Does this make sense?
Maybe..For the _sum columns what you're looking for is an average monthly number across the 1950-2019 period? So add up each monthly measurement and average over 840 months?
For pre_mean, I thought thats what I did...I have yearly averages for each site, then I average over the 1950-2019 period.
I re-ran a different way and got the same values for pre_mean.
Let's start with the monthly stats. There, for each month, you'd just average across the 1950-2019 period. So,
pre_mean for January = mean (pre_jan1950, pre_jan1951, pre_jan 1952, etc).
It's the same math for all variables.
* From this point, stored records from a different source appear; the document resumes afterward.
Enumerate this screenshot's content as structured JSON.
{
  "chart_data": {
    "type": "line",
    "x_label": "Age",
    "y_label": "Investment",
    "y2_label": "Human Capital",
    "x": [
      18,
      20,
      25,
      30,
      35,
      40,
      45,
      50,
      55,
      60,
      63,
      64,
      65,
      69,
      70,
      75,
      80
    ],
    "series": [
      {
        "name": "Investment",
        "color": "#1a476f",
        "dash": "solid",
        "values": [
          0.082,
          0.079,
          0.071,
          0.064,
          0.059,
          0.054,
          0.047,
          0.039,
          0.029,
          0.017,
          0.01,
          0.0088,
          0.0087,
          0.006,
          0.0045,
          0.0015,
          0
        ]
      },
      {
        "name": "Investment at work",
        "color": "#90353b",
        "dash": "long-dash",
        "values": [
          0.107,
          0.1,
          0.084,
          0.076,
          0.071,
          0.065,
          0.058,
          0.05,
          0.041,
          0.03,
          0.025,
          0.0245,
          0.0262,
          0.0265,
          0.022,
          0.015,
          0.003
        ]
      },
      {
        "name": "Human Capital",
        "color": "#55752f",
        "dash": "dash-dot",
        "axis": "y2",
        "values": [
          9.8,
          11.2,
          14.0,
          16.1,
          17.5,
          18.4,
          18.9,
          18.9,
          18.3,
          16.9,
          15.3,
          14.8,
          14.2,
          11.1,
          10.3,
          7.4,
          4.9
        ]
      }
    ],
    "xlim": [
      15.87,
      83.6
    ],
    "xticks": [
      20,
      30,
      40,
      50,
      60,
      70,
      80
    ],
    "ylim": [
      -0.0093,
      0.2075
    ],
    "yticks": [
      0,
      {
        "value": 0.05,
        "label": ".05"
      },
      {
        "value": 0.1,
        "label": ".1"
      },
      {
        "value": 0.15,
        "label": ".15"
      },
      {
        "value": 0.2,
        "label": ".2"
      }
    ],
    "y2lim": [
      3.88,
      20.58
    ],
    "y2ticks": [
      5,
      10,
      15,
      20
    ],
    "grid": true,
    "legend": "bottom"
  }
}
Do we have that part right?
generalized,
mean = sum (x_1950, x_1951, x_1952, .... x_2019)/ 70,
min = min (x_1950, x_1951, x_1952, .... x_2019),
SD = SD (x_1950, x_1951, x_1952, .... x_2019),
etc.
Here, x is climate variable of interest, 70 is the n years included in the calculation.
This applies to both monthly and annual stats.
For monthly stats, x is simply the raw data values.
For annual stats, we first have to compute x.
For variables that need to be summed (e.g., pre), x_annual = sum (x_Jan, x_Feb, ... x_Dec)
For variables that need to be averaged (e.g., temperature), x_annual = sum(x_Jan, x_Feb, ... x_Dec)/12
Just for clairty:
mean((sum (x_Jan_1950, x_Feb_1950, ... x_Dec_1950). . . + sum(x_Jan_2000, x_Feb_2000, ... x_Dec_2000))
ie, the mean of the annual sums)First, calculate annual totals , then average those totals together over the entire period.
tmp_mean_mean = mean((sum(x_Jan_1950, x_Feb_1950, ... x_Dec_1950)/12) . . . +sum(x_Jan+2000, x_Feb_2000, ... x_Dec_2000)/12))
, ie. the mean of the annual means.First, calculate annual averages, then average those averages over the entire period.
Edit* SO here cld_sum_mean is incorrect, it should be cld_mean_mean. Fixed in latest version
This is all correct.
Okay, and the files produced also look good. I will delete the old files.
I believe this can be closed (hopefully permanently this time!). Many thanks, @camerondow35!
@camerondow35 , it looks like you forgot to push your fixes to the script. Could you please do so?
Ah, sorry. Pushed now. @teixeirak
@biancaglez , could you please write a script to generate monthly and annual summaries for the CRU data? (I assume this should be easy). In particular, I'd like Jan and July T, annual precip (for MEE paper Table 1), and mean annual temperature (might be needed for another paper). We'll want this for all the ForestGEO sites.
Let's go with a time range of 1950-present, but keep it easily adjustable in the code.
Note that for the annual summaries, some variables should be summed across months and others averaged.
Average: TMP, TMN, TMX, CLD
Sum: PRE, WET, FRS,
Special: PET - convert daily average to monthly sum (mm/mo), then sum across months for units of mm/yr.